Estaba tratando de desquiciarme, pero ¿para qué? Ya estaba bastante desquiciado. No era ningún niño duro que necesitara que lo asustaran. Pero sí seguía siendo un listillo.

– Si todo el mundo sabe que violan a los prisioneros más débiles -dije-, ¿por qué nadie hace nada?

– No lo sé -dijo ella-. Quizá puedas preguntárselo a los guardas cuando te encarcelen.

No quería pensar en el dilema que Melford me había planteado sobre las prisiones porque por fin conocía la respuesta. Por fin entendía lo que quería decirme.
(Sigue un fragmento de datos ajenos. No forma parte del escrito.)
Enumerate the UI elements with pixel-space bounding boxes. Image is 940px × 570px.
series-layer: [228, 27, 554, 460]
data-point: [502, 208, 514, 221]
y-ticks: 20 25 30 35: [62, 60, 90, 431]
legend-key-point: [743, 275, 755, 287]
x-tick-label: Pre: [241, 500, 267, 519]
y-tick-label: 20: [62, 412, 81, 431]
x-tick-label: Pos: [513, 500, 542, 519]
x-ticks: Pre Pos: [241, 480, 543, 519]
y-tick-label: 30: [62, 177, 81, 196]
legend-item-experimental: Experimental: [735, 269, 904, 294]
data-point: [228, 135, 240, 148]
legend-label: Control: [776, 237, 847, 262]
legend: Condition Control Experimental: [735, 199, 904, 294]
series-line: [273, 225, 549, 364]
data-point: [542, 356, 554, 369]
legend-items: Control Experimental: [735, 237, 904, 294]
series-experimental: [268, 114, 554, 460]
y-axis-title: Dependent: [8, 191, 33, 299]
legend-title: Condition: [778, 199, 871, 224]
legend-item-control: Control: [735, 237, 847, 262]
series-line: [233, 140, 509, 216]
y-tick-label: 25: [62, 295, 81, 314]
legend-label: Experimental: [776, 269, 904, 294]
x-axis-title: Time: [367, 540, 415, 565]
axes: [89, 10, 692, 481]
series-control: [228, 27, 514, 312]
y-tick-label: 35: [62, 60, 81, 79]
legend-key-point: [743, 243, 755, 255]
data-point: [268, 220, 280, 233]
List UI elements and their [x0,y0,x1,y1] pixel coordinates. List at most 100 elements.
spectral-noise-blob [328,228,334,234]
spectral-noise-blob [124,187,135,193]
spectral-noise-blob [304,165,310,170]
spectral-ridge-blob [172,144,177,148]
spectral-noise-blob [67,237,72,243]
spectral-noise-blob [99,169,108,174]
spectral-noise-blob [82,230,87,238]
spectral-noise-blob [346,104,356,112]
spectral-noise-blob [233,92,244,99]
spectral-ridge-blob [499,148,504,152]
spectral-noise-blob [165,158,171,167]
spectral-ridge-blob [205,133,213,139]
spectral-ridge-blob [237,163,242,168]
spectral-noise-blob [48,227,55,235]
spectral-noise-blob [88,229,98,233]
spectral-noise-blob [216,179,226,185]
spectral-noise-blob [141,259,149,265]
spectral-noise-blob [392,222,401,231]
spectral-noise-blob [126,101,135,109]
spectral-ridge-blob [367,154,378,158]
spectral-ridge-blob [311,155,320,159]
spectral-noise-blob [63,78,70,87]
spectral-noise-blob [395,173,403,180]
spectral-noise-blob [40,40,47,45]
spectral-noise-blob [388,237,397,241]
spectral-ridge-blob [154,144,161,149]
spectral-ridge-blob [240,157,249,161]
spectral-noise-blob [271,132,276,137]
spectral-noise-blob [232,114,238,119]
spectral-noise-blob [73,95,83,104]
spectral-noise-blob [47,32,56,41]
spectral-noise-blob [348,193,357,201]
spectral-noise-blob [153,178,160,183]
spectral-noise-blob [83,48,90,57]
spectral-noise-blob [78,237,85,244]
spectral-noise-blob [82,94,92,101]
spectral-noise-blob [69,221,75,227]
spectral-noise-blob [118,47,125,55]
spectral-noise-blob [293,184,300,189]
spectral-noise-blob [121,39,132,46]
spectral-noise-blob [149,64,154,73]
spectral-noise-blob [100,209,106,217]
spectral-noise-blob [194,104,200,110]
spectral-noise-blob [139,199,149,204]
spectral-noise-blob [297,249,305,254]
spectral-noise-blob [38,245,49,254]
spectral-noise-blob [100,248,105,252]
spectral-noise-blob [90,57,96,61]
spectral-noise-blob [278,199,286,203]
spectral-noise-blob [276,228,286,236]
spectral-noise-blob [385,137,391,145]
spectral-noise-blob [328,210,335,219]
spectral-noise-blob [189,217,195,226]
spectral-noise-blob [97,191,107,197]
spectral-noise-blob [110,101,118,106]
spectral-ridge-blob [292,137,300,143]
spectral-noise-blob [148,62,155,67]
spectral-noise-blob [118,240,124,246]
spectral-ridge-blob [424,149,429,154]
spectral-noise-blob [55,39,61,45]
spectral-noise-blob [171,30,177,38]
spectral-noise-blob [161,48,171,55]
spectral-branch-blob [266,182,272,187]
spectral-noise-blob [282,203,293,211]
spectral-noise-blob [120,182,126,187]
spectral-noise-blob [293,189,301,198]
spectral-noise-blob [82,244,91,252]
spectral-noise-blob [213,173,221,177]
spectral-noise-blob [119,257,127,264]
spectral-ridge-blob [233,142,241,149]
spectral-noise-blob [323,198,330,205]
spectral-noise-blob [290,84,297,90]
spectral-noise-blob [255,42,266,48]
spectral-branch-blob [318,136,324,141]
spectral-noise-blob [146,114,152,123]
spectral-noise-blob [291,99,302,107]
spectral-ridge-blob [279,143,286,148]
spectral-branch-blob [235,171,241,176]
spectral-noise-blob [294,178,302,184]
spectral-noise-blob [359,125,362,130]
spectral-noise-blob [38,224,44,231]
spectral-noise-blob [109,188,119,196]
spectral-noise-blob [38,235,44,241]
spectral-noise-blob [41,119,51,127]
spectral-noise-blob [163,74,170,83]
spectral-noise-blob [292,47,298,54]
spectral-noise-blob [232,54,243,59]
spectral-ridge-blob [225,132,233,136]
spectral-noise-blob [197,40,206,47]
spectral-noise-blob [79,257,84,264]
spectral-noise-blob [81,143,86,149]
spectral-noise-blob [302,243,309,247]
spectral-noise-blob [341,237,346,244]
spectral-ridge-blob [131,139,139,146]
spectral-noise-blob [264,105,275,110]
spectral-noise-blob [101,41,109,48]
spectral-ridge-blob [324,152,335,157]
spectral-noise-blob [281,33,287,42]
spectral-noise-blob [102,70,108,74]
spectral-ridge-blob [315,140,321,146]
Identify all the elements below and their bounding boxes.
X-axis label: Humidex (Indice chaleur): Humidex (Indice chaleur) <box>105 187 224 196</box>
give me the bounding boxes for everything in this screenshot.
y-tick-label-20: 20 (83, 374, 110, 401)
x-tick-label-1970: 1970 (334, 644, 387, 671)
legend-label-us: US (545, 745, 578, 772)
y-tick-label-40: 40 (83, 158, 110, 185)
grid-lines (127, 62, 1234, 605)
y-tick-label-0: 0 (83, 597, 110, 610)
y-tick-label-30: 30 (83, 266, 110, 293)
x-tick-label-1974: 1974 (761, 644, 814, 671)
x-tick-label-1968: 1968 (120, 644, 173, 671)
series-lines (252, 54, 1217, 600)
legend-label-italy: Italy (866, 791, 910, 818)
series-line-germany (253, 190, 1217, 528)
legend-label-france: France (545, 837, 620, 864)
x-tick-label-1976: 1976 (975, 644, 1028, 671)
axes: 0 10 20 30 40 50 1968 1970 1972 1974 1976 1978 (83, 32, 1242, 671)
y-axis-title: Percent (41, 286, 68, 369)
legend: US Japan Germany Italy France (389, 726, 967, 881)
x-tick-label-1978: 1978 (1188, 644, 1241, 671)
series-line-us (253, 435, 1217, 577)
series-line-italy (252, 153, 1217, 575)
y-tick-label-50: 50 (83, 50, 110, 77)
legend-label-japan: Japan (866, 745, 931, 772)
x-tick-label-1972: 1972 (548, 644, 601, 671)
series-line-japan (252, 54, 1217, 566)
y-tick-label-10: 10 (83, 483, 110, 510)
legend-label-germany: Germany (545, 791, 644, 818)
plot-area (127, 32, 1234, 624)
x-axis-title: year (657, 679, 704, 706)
Entendía por qué tenemos prisiones aunque todo el mundo sabe que no funcionan. Si metemos a la gente que viola las leyes en las academias de criminales es para convertirlos en criminales aún más peligrosos, sanguinarios y enajenados. Sabía por qué Kingsley había entrado siendo una víctima y salió convertido en un verdugo. Las cárceles estaban montadas de aquella forma porque funcionaban, solo que lo hacían de una forma mucho más siniestra de lo que habría creído jamás.